G = G_int + G_Coulomb +G_vdW + G_GB + G_lipo − TS

where T is an absolute temperature; S is an entropy value; and G_int, G_Coulomb and G_vdW are standard MM energy terms for bond (covalent, angle and dihedral), Coulomb (electrostatic) and van der Waals interactions. G_GB and Gl_ipo are the polar and non-polar (lipophilic) contributions to the solvation free energies. While the non-polar contribution (G_lipo) was estimated using the solvent-accessible surface area (SASA), the polar contribution (G_GB) was computed using the generalized Born model.

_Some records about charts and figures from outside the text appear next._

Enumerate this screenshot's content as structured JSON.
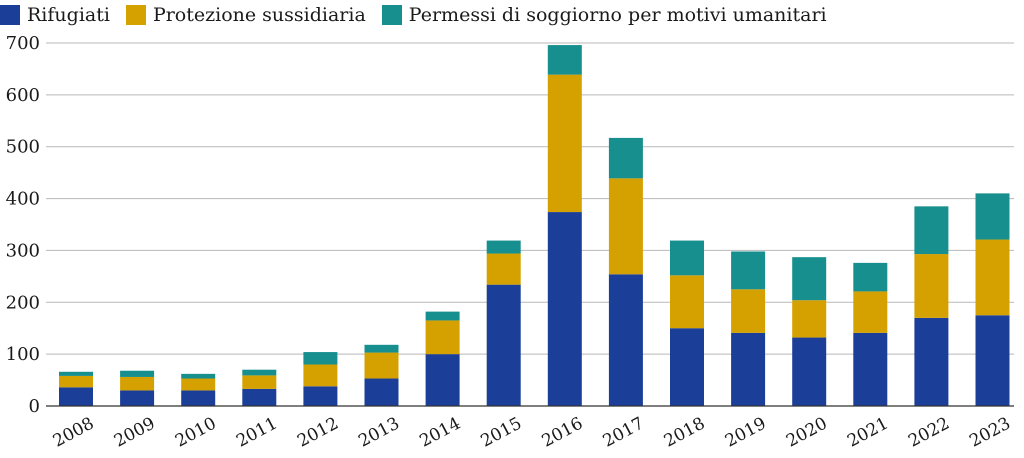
{
  "chart_data": {
    "type": "bar",
    "stacked": true,
    "categories": [
      "2008",
      "2009",
      "2010",
      "2011",
      "2012",
      "2013",
      "2014",
      "2015",
      "2016",
      "2017",
      "2018",
      "2019",
      "2020",
      "2021",
      "2022",
      "2023"
    ],
    "series": [
      {
        "name": "Rifugiati",
        "color": "#1b3f99",
        "values": [
          36,
          30,
          30,
          33,
          38,
          53,
          100,
          234,
          374,
          254,
          150,
          141,
          132,
          141,
          170,
          175
        ]
      },
      {
        "name": "Protezione sussidiaria",
        "color": "#d4a100",
        "values": [
          22,
          26,
          23,
          26,
          42,
          50,
          65,
          60,
          265,
          185,
          102,
          84,
          72,
          80,
          123,
          146
        ]
      },
      {
        "name": "Permessi di soggiorno per motivi umanitari",
        "color": "#178f8f",
        "values": [
          8,
          12,
          9,
          11,
          24,
          15,
          17,
          25,
          57,
          78,
          67,
          73,
          83,
          55,
          92,
          89
        ]
      }
    ],
    "ylim": [
      0,
      700
    ],
    "yticks": [
      0,
      100,
      200,
      300,
      400,
      500,
      600,
      700
    ],
    "grid": true,
    "legend_position": "top-left",
    "title": "",
    "xlabel": "",
    "ylabel": ""
  }
}
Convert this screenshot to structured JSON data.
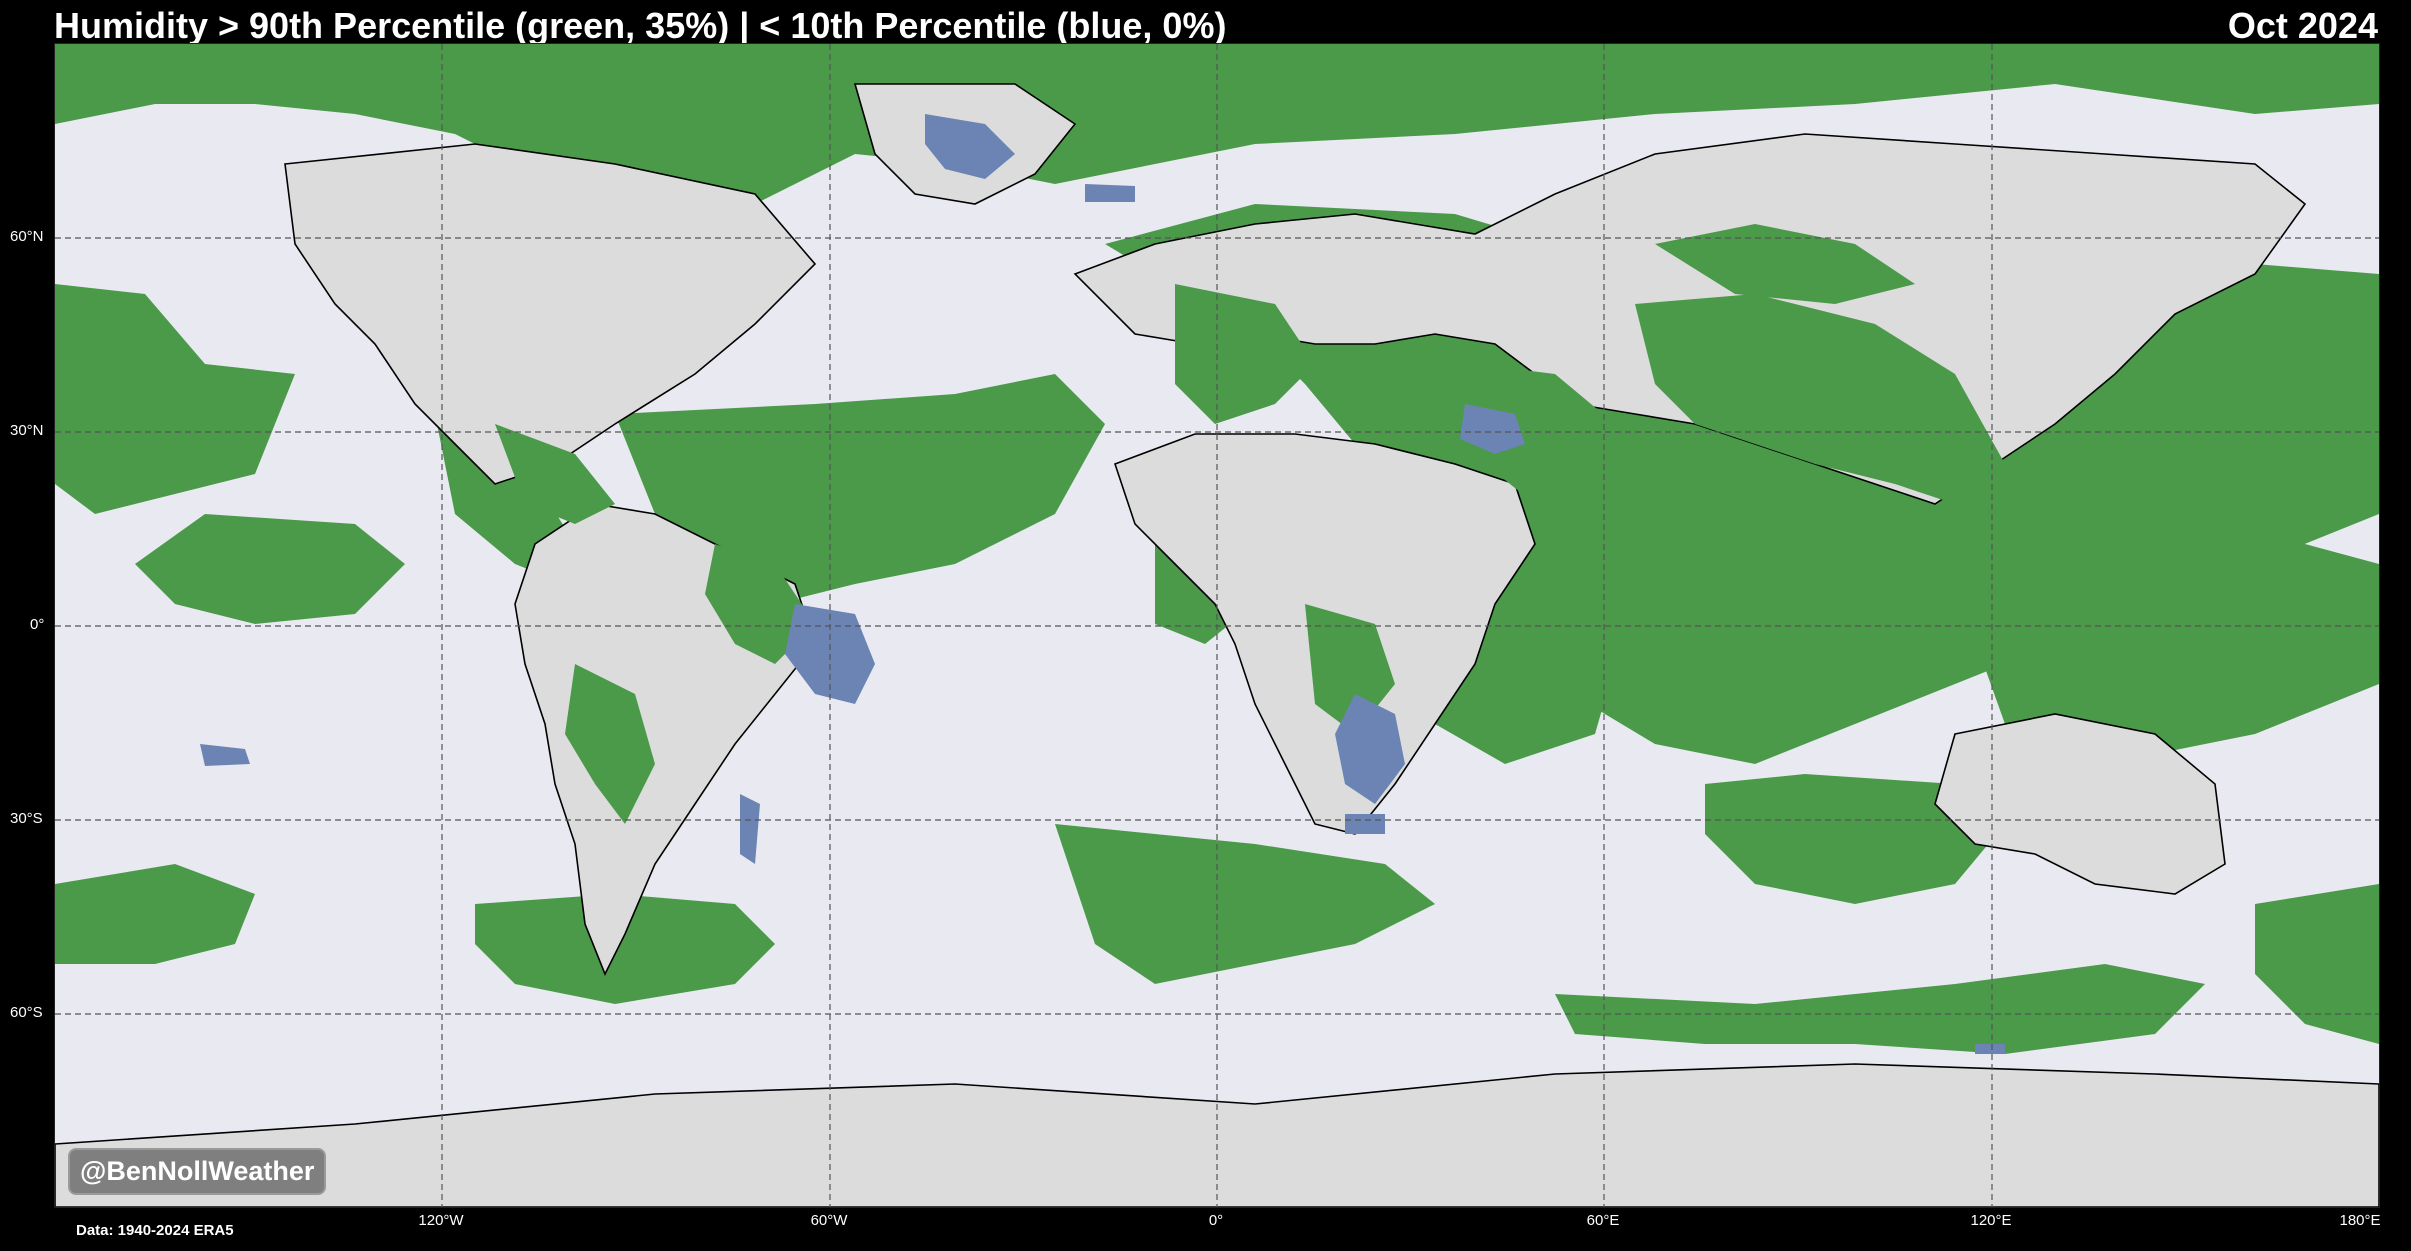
{
  "header": {
    "title": "Humidity > 90th Percentile (green, 35%) | < 10th Percentile (blue, 0%)",
    "date": "Oct 2024"
  },
  "map": {
    "colors": {
      "ocean": "#e9e9f1",
      "land": "#dcdcdc",
      "above_90th": "#4a9a4a",
      "below_10th": "#6b84b4",
      "borders": "#000000",
      "gridlines": "#666666"
    },
    "lat_labels": [
      "60°N",
      "30°N",
      "0°",
      "30°S",
      "60°S"
    ],
    "lon_labels": [
      "120°W",
      "60°W",
      "0°",
      "60°E",
      "120°E",
      "180°E"
    ]
  },
  "watermark": "@BenNollWeather",
  "source": "Data: 1940-2024 ERA5"
}
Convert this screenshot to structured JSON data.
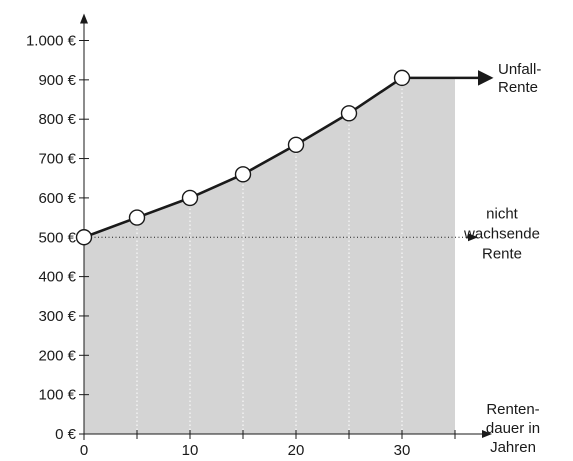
{
  "chart_data": {
    "type": "area",
    "x": [
      0,
      5,
      10,
      15,
      20,
      25,
      30
    ],
    "series": [
      {
        "name": "Unfall-Rente",
        "values": [
          500,
          550,
          600,
          660,
          735,
          815,
          905
        ]
      }
    ],
    "flat_series": {
      "name": "nicht wachsende Rente",
      "value": 500
    },
    "shaded_range": [
      0,
      35
    ],
    "after_last_value": 905,
    "xlim": [
      0,
      35
    ],
    "ylim": [
      0,
      1000
    ],
    "x_ticks": [
      0,
      10,
      20,
      30
    ],
    "y_ticks": [
      0,
      100,
      200,
      300,
      400,
      500,
      600,
      700,
      800,
      900,
      1000
    ],
    "x_tick_labels": [
      "0",
      "10",
      "20",
      "30"
    ],
    "y_tick_labels": [
      "0 €",
      "100 €",
      "200 €",
      "300 €",
      "400 €",
      "500 €",
      "600 €",
      "700 €",
      "800 €",
      "900 €",
      "1.000 €"
    ],
    "xlabel_lines": [
      "Renten-",
      "dauer in",
      "Jahren"
    ],
    "series_label_lines": [
      "Unfall-",
      "Rente"
    ],
    "flat_label_lines": [
      "nicht",
      "wachsende",
      "Rente"
    ],
    "grid": "vertical dotted lines at x = 5, 10, 15, 20, 25, 30",
    "colors": {
      "fill": "#d4d4d4",
      "line": "#1a1a1a",
      "gridline": "#ffffff"
    }
  }
}
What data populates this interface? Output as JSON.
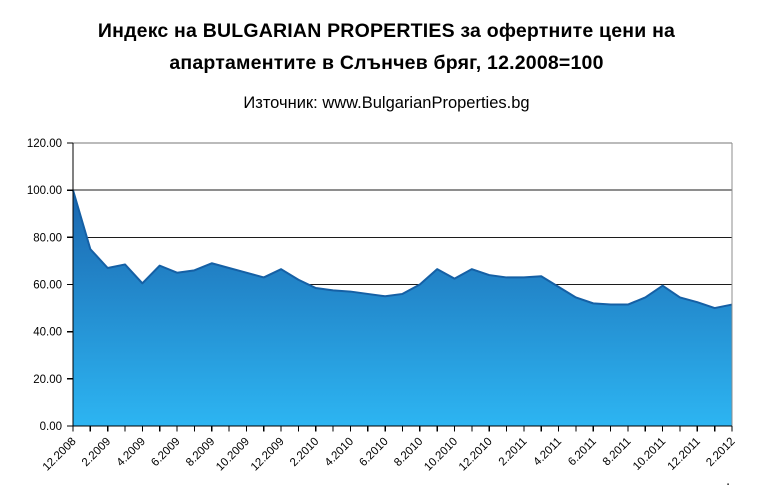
{
  "header": {
    "title_line1": "Индекс на BULGARIAN PROPERTIES за офертните цени на",
    "title_line2": "апартаментите в Слънчев бряг, 12.2008=100",
    "subtitle": "Източник: www.BulgarianProperties.bg"
  },
  "footer": {
    "mark": "."
  },
  "chart_data": {
    "type": "area",
    "title": "Индекс на BULGARIAN PROPERTIES за офертните цени на апартаментите в Слънчев бряг, 12.2008=100",
    "source_note": "Източник: www.BulgarianProperties.bg",
    "xlabel": "",
    "ylabel": "",
    "ylim": [
      0,
      120
    ],
    "ytick_step": 20,
    "y_tick_labels": [
      "120.00",
      "100.00",
      "80.00",
      "60.00",
      "40.00",
      "20.00",
      "0.00"
    ],
    "x_tick_labels": [
      "12.2008",
      "2.2009",
      "4.2009",
      "6.2009",
      "8.2009",
      "10.2009",
      "12.2009",
      "2.2010",
      "4.2010",
      "6.2010",
      "8.2010",
      "10.2010",
      "12.2010",
      "2.2011",
      "4.2011",
      "6.2011",
      "8.2011",
      "10.2011",
      "12.2011",
      "2.2012"
    ],
    "grid": "horizontal",
    "legend": "none",
    "series": [
      {
        "x": [
          "12.2008",
          "1.2009",
          "2.2009",
          "3.2009",
          "4.2009",
          "5.2009",
          "6.2009",
          "7.2009",
          "8.2009",
          "9.2009",
          "10.2009",
          "11.2009",
          "12.2009",
          "1.2010",
          "2.2010",
          "3.2010",
          "4.2010",
          "5.2010",
          "6.2010",
          "7.2010",
          "8.2010",
          "9.2010",
          "10.2010",
          "11.2010",
          "12.2010",
          "1.2011",
          "2.2011",
          "3.2011",
          "4.2011",
          "5.2011",
          "6.2011",
          "7.2011",
          "8.2011",
          "9.2011",
          "10.2011",
          "11.2011",
          "12.2011",
          "1.2012",
          "2.2012"
        ],
        "values": [
          100,
          75,
          67,
          68.5,
          60.5,
          68,
          65,
          66,
          69,
          67,
          65,
          63,
          66.5,
          62,
          58.5,
          57.5,
          57,
          56,
          55,
          56,
          60,
          66.5,
          62.5,
          66.5,
          64,
          63,
          63,
          63.5,
          59,
          54.5,
          52,
          51.5,
          51.5,
          54.5,
          59.5,
          54.5,
          52.5,
          50,
          51.5
        ]
      }
    ],
    "colors": {
      "area_top": "#1b66ae",
      "area_bottom": "#2db5f2",
      "line": "#1560a5",
      "grid": "#1c1c1c",
      "axis": "#000000",
      "border": "#8c8c8c",
      "text": "#000000"
    }
  }
}
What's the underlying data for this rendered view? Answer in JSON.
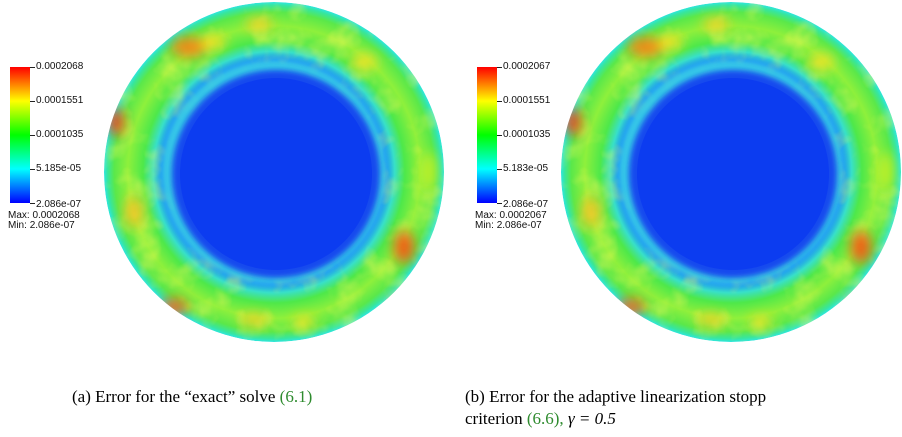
{
  "panels": [
    {
      "id": "a",
      "colorbar": {
        "ticks": [
          "0.0002068",
          "0.0001551",
          "0.0001035",
          "5.185e-05",
          "2.086e-07"
        ],
        "max_label": "Max:",
        "max_value": "0.0002068",
        "min_label": "Min:",
        "min_value": "2.086e-07"
      },
      "caption": {
        "tag": "(a)",
        "text": "Error for the “exact” solve",
        "ref_open": "(",
        "ref": "6.1",
        "ref_close": ")"
      }
    },
    {
      "id": "b",
      "colorbar": {
        "ticks": [
          "0.0002067",
          "0.0001551",
          "0.0001035",
          "5.183e-05",
          "2.086e-07"
        ],
        "max_label": "Max:",
        "max_value": "0.0002067",
        "min_label": "Min:",
        "min_value": "2.086e-07"
      },
      "caption": {
        "tag": "(b)",
        "line1": "Error for the adaptive linearization stopp",
        "line2_pre": "criterion",
        "ref_open": "(",
        "ref": "6.6",
        "ref_close": "),",
        "gamma": "γ = 0.5"
      }
    }
  ],
  "colors": {
    "max": "#ff0000",
    "high": "#ffff00",
    "mid": "#00ff00",
    "low": "#00ffff",
    "min": "#0000ff",
    "ring": "#44e84a",
    "core": "#1048f0",
    "link": "#2e8b2e"
  }
}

3.4.4. Molecular Dynamics (MD) Simulations

An input for the MD simulations was the ligand–receptor complexes that yielded the best docking scores. The module for the Desmond System Builder was utilized for that purpose. The orthorhombic boxes held the peptide–protein complexes embedded in a DPPC membrane that had previously been adjusted. Using a buffer distance of 10 Å and the TIP3P water model [26], the systems were solvated with water. In each instance, the system was rendered neutral by the addition of the proper quantity of Cl-ions. Before running MD simulations, the systems were implemented via Desmond’s default protocol’s steepest descent minimization. The relaxation protocol was divided into eight stages: simulation with heating from 0 K to 300 K, simulation with restraints on solute heavy atoms, simulation under NPT equilibration with H₂O barrier and gradual restraining, simulation under NPT equilibration of solvent and lipids, simulation under the NPT ensemble with protein heavy atoms’ restraint reduced from 10.0 to 2.0 kcal/mol, simulation under NPT equilibration with C_α atoms restrained at 2 kcal/mol and simulation under 1.5 ns under the NPT ensemble without any restraints. Following relaxation, each system had an unrestricted simulation run lasting 100 ns. Under the NPT ensemble, the simulations were run using an isotropic Martyna–Tobias–Klein barostat set to maintain a pressure of one atm and a Nose–Hoover thermostat set to maintain a constant temperature of 300 K. Using the short-range approach, the short-range Coulombic interactions were examined using a cut-off value of 9.0 Å. With a time-step of 2.0 fs, a time-reversible reference system propagator algorithm (RESPA) integrator was employed. For analysis, the trajectories were stored at 100 ps intervals. A simulation interaction diagram from the Schrödinger Suite was used to assess protein–ligand interactions, RMSD and RMSF following the completion of the simulations. Interaction fingerprints (IFPs) were created by encoding interactions that occurred in every frame of the simulations that were run.

4. Conclusions

Designed peptides and/or proteins that can fold into secondary structures continue to be valuable tools in studying protein structure–function relationships. Molecular modeling methods revealed the interactions between the studied receptors and LENART01 in the analyzed complexes. The calculated values of both Glide docking scores and MM/GBSA binding free energy values confirm the energetic and thermodynamic stability of the studied systems. Furthermore, these studies confirmed the in vitro binding studies of the chimera, providing additional useful information on its potent behavior concerning the interaction with the target molecule of interest.